У нас вообще как бы есть четыре тысячи лет непрерывной литературной традиции — можно просто открыть любую антологию мировой поэзии (по умолчанию поверхностную, потому что на большее такая книга и не способна), и увидеть что и сложных, и простых текстов там будет достаточно.
Кроме того, простые тексты будут обманчивы, и если даже читатель понимает происходящее, он не обязательно понимает это с учётом контекста. Контекст, в свою очередь, может изменять трактовку на прямо противоположную. Борхес хорошо это иллюстрирует своим Пьером Менаром, а из вполне исторических примеров — ну, “Tempest” когда-то считали первой пьесой Шекспира, и потому называли лёгкой и инфантильной, потом считали последней, и следовательно отождествляли уход Просперо с уходом автора. Сейчас выясняется, что она была просто поздней. Если одна только датировка может перекроить восприятие всего текста — можете сами представить, чего рядовой читатель навыдумывает в кажущемся простым тексте незнакомого периода или культуры.
Из этого следует сделать два вывода.
- Отношения между простым и сложным, понятным и непонятным — нелинейны. Автор не контролирует контексты читателя. Читатель может не знать, о чём именно он не знает.
- Диктовать какое-то “должно” тысячелетней практике — достаточно бесполезно. Вот решите вы, что стих должен быть простым — ну окей, а Лукреций вас на херу вертел, дальше что?
Понимание текста это не вещь, которая или есть, или её нет. То, что доступно каждому человеку с первого прочтения и без дополнительных знаний — это эстетический опыт и личное восприятие формы. От автора требуется знать себя, точить форму и символическую структуру в том виде, которого требует сам текст и его задачи.

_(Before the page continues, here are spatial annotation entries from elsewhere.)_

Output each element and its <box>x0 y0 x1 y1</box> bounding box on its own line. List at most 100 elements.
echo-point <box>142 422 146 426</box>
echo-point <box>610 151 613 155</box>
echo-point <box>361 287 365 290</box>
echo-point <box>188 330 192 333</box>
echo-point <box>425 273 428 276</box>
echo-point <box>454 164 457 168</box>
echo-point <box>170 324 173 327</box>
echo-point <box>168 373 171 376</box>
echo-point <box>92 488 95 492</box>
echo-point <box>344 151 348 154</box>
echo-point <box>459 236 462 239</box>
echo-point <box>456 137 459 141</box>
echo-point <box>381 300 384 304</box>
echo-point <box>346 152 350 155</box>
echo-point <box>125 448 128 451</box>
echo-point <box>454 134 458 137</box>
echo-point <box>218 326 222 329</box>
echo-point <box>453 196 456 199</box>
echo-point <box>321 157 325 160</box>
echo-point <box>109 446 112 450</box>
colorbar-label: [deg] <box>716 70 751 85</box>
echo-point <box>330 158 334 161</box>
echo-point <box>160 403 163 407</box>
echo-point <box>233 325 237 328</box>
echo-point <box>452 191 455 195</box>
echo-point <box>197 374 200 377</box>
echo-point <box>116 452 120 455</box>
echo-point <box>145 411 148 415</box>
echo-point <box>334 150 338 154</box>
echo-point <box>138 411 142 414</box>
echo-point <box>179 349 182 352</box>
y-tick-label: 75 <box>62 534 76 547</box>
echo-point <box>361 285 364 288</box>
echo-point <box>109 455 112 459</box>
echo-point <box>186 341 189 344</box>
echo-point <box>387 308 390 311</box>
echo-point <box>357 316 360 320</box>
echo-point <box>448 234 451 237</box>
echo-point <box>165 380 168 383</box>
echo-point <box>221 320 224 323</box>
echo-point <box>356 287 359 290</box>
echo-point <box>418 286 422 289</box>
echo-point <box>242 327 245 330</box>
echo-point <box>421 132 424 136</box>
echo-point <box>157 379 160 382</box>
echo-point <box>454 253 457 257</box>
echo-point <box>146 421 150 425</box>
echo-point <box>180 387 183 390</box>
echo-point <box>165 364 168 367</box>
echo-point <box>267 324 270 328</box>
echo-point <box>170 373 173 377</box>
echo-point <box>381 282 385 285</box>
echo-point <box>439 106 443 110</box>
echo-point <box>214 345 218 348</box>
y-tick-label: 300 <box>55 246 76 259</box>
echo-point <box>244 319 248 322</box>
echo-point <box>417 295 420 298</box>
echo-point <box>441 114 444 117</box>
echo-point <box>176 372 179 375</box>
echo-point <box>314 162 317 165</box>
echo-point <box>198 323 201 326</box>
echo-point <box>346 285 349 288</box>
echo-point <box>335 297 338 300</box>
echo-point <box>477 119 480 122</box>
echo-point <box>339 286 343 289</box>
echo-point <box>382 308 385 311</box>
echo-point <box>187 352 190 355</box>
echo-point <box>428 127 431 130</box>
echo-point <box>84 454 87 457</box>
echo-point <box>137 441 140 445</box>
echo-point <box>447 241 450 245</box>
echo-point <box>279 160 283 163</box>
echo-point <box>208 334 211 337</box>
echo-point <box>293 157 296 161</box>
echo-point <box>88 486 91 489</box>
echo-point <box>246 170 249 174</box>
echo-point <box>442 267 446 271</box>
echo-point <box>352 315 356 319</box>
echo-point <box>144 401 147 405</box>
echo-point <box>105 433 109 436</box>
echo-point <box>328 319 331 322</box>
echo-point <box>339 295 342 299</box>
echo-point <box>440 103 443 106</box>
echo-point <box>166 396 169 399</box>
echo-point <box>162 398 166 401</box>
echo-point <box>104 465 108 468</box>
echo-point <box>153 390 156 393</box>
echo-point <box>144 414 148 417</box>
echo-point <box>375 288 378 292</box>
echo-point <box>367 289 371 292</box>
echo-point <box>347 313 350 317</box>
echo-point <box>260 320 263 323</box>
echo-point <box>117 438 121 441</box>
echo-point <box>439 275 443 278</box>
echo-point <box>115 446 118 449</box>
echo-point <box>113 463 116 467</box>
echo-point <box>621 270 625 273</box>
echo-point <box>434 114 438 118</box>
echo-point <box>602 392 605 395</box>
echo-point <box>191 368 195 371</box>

От читателя требуется поэтизировать авторские темы со своей стороны, копать контекст по мере собственного желания и ответственности перед самим материалом.
Это всё. Оставшиеся выяснения того, каким стих оказывается должен быть — занимают чаще всего любителей и людей, притворяющихся читающими в интернете.
"And the Angel of Poetry says, sod off."